A spokesperson for the University of Toronto said the university “looks forward to welcoming all of our students, including our students with disabilities, back to campus” and “will continue to determine the appropriateness of remote accommodations that may be needed.”

The built-in excuse for introverts

With restrictions loosening over the May long weekend, Heather Badenoch met a few friends in one of their backyards. After weeks of solitude, the socialization was “amazing”; they played music, each dancing in their corner of the deck. When another friend suggested getting together the next day, she declined.

Badenoch, 45, probably doesn’t come off as an introvert. She delivers workshops, presentations and emcees events through her work as a communications strategist. She talks to strangers at the grocery store. But massive events, “loud and people-y,” have never been her thing.

“We can have a great time dancing or doing whatever, but after a while, there’s only so much noise and small talk I can take,” she said. “I just want to make a quiet exit, and it’s like a light switch. I’m suddenly done and want to go.”

Extroverted friends struggled more during long lockdowns. They initiated the Zoom calls and distanced walks, whereas she could stream Netflix and read books for weeks.

“What I’ll miss from the pandemic is that built-in excuse and reason to not go anywhere, if you don’t want to go, that we all accepted as the norm,” Badenoch said. “In the post-pandemic world, the introverts have to explain themselves … now we’re back into the cycle of figuring out how to say no in a nice way, or going and leaving early.”

The tighter health measures in daycares

Kim Law’s two children have attended the same child-care centre near Summerhill TTC station. Her six-year-old son, Adrian Lynch, passed through the daycare years ago, pre-pandemic.

“My son was sick once he started daycare and he was sick the entire way through,” Law said.

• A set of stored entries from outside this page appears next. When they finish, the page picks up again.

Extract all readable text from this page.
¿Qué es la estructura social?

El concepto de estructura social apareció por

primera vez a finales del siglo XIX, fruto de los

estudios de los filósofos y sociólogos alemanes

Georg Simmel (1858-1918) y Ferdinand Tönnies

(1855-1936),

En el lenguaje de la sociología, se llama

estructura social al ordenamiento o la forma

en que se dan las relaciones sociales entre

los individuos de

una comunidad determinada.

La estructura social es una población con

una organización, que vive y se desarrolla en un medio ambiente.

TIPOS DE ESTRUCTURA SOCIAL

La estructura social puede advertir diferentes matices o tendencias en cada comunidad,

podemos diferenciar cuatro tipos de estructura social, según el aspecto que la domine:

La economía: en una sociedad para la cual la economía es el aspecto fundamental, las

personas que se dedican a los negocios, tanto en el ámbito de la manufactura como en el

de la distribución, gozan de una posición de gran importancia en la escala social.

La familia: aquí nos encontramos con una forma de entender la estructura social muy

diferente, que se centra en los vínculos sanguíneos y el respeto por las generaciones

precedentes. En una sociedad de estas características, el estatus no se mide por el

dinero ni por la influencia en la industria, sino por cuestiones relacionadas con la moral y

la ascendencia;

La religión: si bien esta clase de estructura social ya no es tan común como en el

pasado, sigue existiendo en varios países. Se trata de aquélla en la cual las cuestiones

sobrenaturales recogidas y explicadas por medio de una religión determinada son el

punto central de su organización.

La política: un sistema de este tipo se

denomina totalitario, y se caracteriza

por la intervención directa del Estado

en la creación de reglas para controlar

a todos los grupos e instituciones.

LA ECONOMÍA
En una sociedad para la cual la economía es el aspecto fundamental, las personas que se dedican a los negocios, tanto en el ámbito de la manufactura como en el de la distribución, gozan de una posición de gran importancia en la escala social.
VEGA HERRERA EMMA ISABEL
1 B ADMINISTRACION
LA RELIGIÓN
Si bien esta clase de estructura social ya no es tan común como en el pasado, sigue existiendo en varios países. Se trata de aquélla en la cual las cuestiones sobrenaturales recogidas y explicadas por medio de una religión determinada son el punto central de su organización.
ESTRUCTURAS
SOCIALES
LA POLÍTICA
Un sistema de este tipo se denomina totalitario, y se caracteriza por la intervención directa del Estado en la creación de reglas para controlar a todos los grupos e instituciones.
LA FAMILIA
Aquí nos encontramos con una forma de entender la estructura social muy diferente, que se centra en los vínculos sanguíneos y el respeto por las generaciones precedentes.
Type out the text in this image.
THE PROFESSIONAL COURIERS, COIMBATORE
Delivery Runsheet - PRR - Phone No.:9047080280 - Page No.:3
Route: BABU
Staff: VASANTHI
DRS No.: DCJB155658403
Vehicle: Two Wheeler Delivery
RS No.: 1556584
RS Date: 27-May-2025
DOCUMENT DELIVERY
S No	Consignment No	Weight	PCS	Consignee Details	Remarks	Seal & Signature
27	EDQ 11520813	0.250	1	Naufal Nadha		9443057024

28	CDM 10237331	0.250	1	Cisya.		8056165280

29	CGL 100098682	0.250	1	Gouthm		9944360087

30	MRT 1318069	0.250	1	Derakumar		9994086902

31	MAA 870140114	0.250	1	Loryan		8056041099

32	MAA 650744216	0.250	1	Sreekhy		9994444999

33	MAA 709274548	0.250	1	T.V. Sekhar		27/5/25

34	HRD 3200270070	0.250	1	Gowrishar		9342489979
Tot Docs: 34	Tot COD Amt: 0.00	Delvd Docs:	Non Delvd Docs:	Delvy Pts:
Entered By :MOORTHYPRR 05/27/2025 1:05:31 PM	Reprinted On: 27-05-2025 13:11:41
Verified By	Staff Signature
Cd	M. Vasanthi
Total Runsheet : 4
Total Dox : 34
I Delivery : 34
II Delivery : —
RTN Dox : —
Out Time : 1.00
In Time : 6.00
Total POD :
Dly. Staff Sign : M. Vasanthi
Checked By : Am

This past year, with new COVID guidelines implemented across child-care settings, three-year-old Morgan has stayed consistently “very healthy,” save for a few inevitable runny noses.

“The new daycare protocols have made illness in the daycare almost nonexistent,” said Law, 42. “If one kid gets stomach flu, everyone gets it, because they’re in each other’s faces … but she really hasn’t caught anything.”

The daycare has implemented a “zero tolerance” policy for signs of sickness, Law said. If children start to show symptoms during the day, they are isolated from other students and staff and are sent home.

“It’s probably annoying for parents, but really helps keep the kids healthy,” Law said.

The daycare centre has also staggered pickups and drop-offs, with each class assigned particular time frames, to give staff enough time to clean classrooms between cohorts. The parking lot is divided into three rows; kids stand in a square drawn on the floor at the front of each division, before being ushered to their parents by a teacher at the end of the day. One teacher is responsible for bringing in or walking out children who arrive or leave outside of their class’s time frame, through a designated door.

“They’ve been really good at keeping people separate, and all the teachers have to wear masks,” Law said. “For a while they were wearing face shields.”

Law and her husband work full time, with child care during the day falling to her. It’s challenging with one kid, even more with two, said Law, an electrical engineer.

“I work even after they go to sleep, it makes for very long days,” Law said. “We’re lucky, because we do have daycare … I’m not sure that I would be able to work without Morgan in daycare.”